We start by importing the aws-sdk and creating a new instance of the EC2 service.

The function fetchExpiringReservations is then defined to fetch the Reserved Instances (RIs) that are about to expire in the next 30 days. In this function, we first define the parameters for the API call using AWS's SDK, specifying that we want to fetch the active reserved instances with the describeReservedInstances method.

The .describeReservedInstances(params).promise() function retrieves all active RIs. This is an async function and we await the result.

Finally, we filter the instances less than 30 days to expiration using the filter method. The filtered result is then logged in the console.

Expected Output Format

Here's what you should expect as the output of the fetchExpiringReservations function above, logged to the console:

[ { "ReservedInstancesId": "12345678-1234-1234-1234-123456789012", "InstanceType": "t2.medium", "AvailabilityZone": "us-west-2a", "Start": "2022-02-22T09:32:36.000Z", "End": "2022-05-22T09:32:31.000Z", "Duration": 31536000, "FixedPrice": 0.0, "UsagePrice": 0.0, "CurrencyCode": "USD", "InstanceCount": 1, "ProductDescription": "Linux/UNIX", "State": "active", "InstanceTenancy": "default", "OfferingClass": "standard", "OfferingType": "No Upfront", "Scope": "Availability Zone", "RecurringCharges": [], "Tags": [] } ]

Considerations & Caveats

The EC2.describeReservedInstances API used here returns paginated results, so for a large number of Reserved Instances, this API call might need to be called multiple times with the NextToken parameter to retrieve all the data.

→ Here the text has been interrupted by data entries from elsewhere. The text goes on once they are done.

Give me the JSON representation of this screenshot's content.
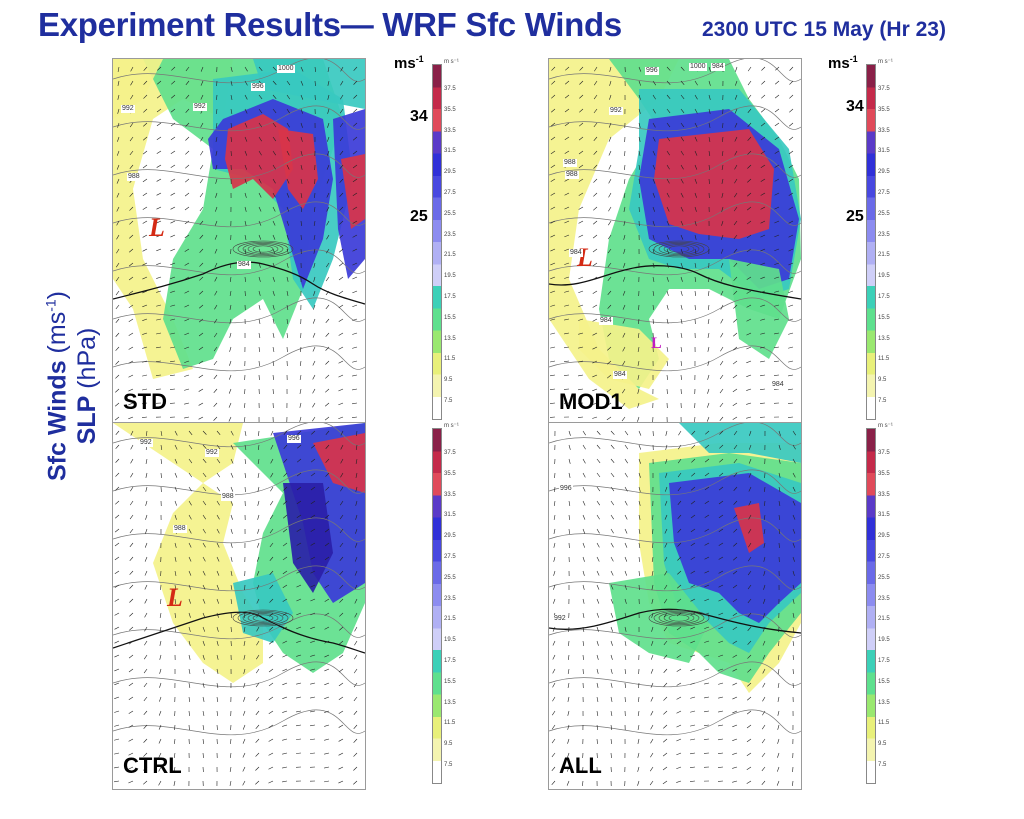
{
  "header": {
    "title": "Experiment Results—  WRF Sfc Winds",
    "subtitle": "2300 UTC 15 May (Hr 23)"
  },
  "side_label": {
    "line1_bold": "Sfc Winds",
    "line1_unit_base": "(ms",
    "line1_unit_exp": "-1",
    "line1_unit_close": ")",
    "line2_bold": "SLP",
    "line2_unit": "(hPa)"
  },
  "colorbar": {
    "unit_label": "m s⁻¹",
    "ticks": [
      "37.5",
      "35.5",
      "33.5",
      "31.5",
      "29.5",
      "27.5",
      "25.5",
      "23.5",
      "21.5",
      "19.5",
      "17.5",
      "15.5",
      "13.5",
      "11.5",
      "9.5",
      "7.5"
    ],
    "big_units_base": "ms",
    "big_units_exp": "-1",
    "thresholds": [
      "34",
      "25"
    ]
  },
  "panels": [
    {
      "label": "STD",
      "low_labels": [
        "L"
      ],
      "isobars": [
        "1000",
        "996",
        "992",
        "992",
        "988",
        "984"
      ]
    },
    {
      "label": "MOD1",
      "low_labels": [
        "L",
        "L"
      ],
      "isobars": [
        "996",
        "1000",
        "984",
        "992",
        "988",
        "988",
        "984",
        "984",
        "984",
        "984"
      ]
    },
    {
      "label": "CTRL",
      "low_labels": [
        "L"
      ],
      "isobars": [
        "992",
        "996",
        "992",
        "988",
        "988"
      ]
    },
    {
      "label": "ALL",
      "low_labels": [],
      "isobars": [
        "996",
        "992"
      ]
    }
  ]
}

Also, please take into account the date/time differences due to the timezone. The AWS API returns dates and times in UTC.

Required IAM Permissions and Example Policy

The following AWS IAM policy should be added to the IAM user, group, or role running the script. This policy will allow the DescribeReservedInstances action on EC2 resources:

{ "Version": "2012-10-17", "Statement": [ { "Sid": "VisualEditor0", "Effect": "Allow", "Action": "ec2:DescribeReservedInstances", "Resource": "*" } ] }

Frequently Asked Questions

1. How can I adjust the code to check for RIs expiring in a different timeframe?

You can change the number of days in this line (new Date(ri.End) - new Date())/(1000*60*60*24) < 30 to your desired number.

2. Why do I need to use promises and async/await?

Promises and async/await are features of modern JavaScript that allows for more readable asynchronous code. Promises simplify deferred and asynchronous computations which is a way of saying "I complete part of this task now, and the rest of it later".

3. What do I do if I get a message saying the IAM policy is not sufficient?

Check that the policy given has been applied correctly to the IAM user/group/role. Ensure the user/group/role executing the function has this policy. If you're assuming a role, check the trust policy and permissions as well.

4. Why am I getting incomplete results?

If you are having more than 1000 active RIs, AWS API will paginate the results. You can use the NextToken parameter to make additional calls to retrieve all data.